B2B payments FinTechs have an opportunity to change that paradigm, particularly at a time of so much commercial card innovation. For Coast, the mission is to promote transparency and universal card acceptance — the latter, said Simon, remains undoubtedly the top request from fleet managers surveyed by the firm.

But there are opportunities to not just ease the friction of traditional fuel cards, but to also introduce more innovative, value-added features.

Driving Value Further

Considering that drivers are constantly on the go, offering text message-based workflows “instead of fuel-dispenser prompts” can provide a more seamless payment experience for drivers, said Simon. Fleet managers also need solutions that can integrate transaction data with existing accounting systems, while security and control capabilities must go above and beyond to tackle some of the fleet industry’s most pressing concerns around wasted or fraudulent spend.

“Wasted spend can come from abuse or inefficiency,” said Simon, adding that inefficiencies can include the need for drivers to travel to gas stations that are more expensive or further away to ensure that their card is accepted. Abuse, meanwhile, involves employees purchasing fuel for personal use or to sell.
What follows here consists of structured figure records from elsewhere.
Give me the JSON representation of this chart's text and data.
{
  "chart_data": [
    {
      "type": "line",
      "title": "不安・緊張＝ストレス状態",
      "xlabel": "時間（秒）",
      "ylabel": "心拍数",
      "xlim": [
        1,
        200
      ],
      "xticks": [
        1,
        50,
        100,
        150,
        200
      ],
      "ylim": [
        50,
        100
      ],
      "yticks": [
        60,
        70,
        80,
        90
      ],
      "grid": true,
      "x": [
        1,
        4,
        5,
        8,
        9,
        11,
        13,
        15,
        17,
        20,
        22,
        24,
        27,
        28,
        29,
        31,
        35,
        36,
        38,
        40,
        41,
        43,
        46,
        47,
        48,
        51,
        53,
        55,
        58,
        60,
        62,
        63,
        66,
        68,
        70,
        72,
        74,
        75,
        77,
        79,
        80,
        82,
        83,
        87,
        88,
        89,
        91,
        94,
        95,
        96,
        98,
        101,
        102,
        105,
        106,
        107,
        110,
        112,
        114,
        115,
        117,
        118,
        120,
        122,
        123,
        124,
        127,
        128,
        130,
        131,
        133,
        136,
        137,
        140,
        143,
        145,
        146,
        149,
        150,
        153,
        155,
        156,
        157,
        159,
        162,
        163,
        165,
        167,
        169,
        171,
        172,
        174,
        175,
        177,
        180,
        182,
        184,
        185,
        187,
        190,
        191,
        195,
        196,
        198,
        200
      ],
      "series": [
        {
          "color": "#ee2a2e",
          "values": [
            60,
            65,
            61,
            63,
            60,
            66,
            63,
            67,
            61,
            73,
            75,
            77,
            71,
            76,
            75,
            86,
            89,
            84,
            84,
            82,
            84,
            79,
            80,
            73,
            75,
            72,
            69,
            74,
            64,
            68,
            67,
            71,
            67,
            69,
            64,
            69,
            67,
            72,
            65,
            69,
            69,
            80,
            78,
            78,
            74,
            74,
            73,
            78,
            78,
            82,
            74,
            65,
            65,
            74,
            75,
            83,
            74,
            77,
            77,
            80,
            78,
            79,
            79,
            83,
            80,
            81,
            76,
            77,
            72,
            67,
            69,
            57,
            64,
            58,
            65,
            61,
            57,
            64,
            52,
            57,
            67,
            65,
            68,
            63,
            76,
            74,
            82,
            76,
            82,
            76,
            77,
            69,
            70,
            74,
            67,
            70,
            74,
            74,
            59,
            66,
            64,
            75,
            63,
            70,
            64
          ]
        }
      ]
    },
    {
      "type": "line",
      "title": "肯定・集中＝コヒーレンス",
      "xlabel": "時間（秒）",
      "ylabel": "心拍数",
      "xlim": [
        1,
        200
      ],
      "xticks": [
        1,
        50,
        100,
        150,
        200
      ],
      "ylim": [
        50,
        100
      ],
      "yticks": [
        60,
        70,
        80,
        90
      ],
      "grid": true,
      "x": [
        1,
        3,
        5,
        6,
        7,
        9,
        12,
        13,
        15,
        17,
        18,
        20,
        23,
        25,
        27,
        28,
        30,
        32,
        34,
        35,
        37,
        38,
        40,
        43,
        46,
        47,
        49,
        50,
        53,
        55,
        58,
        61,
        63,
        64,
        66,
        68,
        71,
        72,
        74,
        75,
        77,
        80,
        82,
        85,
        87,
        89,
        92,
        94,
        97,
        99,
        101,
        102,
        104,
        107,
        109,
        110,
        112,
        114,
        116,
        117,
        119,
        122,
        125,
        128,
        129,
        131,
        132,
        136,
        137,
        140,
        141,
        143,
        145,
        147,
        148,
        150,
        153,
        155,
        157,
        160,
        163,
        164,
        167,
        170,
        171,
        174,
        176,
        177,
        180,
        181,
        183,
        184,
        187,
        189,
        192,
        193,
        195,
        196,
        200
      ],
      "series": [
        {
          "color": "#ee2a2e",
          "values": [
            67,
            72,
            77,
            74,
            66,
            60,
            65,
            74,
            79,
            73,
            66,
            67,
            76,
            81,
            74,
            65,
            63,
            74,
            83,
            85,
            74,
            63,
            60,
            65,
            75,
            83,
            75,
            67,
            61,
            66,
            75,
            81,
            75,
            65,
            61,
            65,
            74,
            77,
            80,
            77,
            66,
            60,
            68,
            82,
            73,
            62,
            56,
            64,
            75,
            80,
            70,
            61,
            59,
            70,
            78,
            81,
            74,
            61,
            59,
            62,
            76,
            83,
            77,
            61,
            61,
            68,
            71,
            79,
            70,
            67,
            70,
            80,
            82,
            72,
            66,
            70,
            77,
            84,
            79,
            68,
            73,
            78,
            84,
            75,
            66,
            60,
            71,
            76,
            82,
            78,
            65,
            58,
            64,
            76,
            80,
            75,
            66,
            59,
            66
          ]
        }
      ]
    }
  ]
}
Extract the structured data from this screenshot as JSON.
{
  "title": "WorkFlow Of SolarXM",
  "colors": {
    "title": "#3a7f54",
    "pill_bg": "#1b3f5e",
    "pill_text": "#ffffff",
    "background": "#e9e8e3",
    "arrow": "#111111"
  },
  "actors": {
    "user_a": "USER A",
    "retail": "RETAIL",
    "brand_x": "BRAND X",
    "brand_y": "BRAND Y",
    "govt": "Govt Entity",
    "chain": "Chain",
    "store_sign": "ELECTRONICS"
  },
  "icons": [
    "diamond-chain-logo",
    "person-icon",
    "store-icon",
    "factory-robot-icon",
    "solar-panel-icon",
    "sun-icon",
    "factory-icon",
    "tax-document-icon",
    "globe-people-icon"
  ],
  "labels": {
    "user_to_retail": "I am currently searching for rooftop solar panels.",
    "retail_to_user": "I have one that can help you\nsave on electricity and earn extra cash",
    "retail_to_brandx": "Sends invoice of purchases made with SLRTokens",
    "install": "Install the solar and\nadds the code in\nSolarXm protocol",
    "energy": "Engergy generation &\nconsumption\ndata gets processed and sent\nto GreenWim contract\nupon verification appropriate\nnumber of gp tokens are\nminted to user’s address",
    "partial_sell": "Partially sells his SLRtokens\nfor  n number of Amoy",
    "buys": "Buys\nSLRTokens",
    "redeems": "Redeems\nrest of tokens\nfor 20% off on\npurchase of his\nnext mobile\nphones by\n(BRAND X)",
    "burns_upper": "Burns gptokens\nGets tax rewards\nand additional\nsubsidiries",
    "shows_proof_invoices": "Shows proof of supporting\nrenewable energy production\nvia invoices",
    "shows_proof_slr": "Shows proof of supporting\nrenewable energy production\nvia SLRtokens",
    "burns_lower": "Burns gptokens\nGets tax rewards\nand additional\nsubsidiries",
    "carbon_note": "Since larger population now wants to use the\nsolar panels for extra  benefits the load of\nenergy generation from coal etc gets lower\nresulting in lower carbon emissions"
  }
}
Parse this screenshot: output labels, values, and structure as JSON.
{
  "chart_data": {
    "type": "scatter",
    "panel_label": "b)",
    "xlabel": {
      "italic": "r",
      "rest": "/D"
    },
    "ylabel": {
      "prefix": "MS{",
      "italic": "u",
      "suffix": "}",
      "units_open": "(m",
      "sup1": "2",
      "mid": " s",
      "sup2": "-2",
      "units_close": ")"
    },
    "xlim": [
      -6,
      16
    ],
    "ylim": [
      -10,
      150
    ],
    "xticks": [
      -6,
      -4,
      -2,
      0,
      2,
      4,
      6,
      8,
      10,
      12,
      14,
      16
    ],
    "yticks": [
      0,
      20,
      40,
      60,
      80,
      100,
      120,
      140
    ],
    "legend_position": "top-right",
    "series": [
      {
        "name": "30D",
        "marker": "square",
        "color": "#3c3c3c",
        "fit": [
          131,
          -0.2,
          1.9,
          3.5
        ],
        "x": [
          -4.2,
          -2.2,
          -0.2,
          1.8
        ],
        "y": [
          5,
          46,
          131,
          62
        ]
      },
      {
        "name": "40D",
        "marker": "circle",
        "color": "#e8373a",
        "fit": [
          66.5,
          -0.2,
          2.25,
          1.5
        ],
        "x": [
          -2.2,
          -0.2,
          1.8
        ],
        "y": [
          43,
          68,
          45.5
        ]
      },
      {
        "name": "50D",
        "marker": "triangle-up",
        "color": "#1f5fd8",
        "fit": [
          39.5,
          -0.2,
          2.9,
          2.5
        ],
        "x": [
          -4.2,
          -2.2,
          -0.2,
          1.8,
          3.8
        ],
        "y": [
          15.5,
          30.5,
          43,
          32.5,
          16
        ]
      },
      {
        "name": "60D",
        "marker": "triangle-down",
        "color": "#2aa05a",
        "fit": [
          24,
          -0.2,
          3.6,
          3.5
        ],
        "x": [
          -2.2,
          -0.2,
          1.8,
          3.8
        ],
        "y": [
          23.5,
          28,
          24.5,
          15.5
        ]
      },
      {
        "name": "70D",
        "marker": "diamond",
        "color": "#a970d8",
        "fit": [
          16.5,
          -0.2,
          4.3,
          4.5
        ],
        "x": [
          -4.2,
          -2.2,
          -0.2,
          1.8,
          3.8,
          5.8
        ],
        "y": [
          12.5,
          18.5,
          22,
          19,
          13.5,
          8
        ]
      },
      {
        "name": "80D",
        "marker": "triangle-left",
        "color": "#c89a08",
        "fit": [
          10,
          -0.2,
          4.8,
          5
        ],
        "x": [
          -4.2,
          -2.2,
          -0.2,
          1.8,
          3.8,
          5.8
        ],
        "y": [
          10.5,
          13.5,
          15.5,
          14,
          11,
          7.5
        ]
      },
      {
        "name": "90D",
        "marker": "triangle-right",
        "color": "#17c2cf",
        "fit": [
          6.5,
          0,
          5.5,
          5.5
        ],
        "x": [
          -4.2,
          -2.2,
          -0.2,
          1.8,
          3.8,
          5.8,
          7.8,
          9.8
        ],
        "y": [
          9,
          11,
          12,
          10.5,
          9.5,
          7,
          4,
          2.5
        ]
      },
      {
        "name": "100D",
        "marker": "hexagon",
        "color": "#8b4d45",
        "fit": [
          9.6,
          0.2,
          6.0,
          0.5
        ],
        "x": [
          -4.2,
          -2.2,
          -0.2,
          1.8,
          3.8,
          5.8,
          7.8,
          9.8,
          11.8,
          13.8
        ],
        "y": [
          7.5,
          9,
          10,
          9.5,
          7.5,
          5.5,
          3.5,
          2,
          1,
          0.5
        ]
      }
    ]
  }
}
Businesses often tackle the issue of abuse by obtaining fleet card products that Simon said have expensive fees for customization, or by manually matching up odometers with transaction data to identify potential anomalies or theft.

With telematics technology quickly gaining traction in the fleet management arena, there are also opportunities for fuel card solutions to integrate with those telematics tools, a capability that Simon said can enable real-time visibility into a vehicle’s status and location and enhance analysis activity in the context of both spend and vehicle data.

Preparing For The Future Of Fleet

Advancements in telematics are ushering in new heights for “smart vehicles,” with the potential to provide all kinds of valuable insights for drivers and fleet managers — especially when coupled with payments data.

But fleet innovations are moving quickly. Self-driving trucks and RFID vehicle tags are changing the landscape both for how fleets make payments, and what they purchase. Even as a young firm, Coast’s roadmap must take these shifts into consideration.

“Today, Coast might help facilitate the purchase of diesel gas that fuels an internal combustion engine,” said Simon. “But with developments in alternative vehicle energy, tomorrow we will be powering the transaction that charges an electric vehicle battery that gets the HVAC installer to his job, or gets the package delivery driver to her destination.”

But that evolution won’t come without its hiccups. The infrastructure required to support widespread EV charging will take time to come to fruition — and as Simon highlighted, even today’s traditional gas stations can struggle to modernize. “Quite a few gas pumps still don’t have chip card readers, much less NFC/contactless,” he noted.

But by tackling the fundamental requirements of today’s fleet managers and drivers — universal card acceptance, pricing transparency, spend controls and data integrations — the fleet payments arena can set itself up for a smooth road toward modernization, as telematics, EVs, autonomous vehicles and RFID tags change the fleet driving and fleet transacting landscape.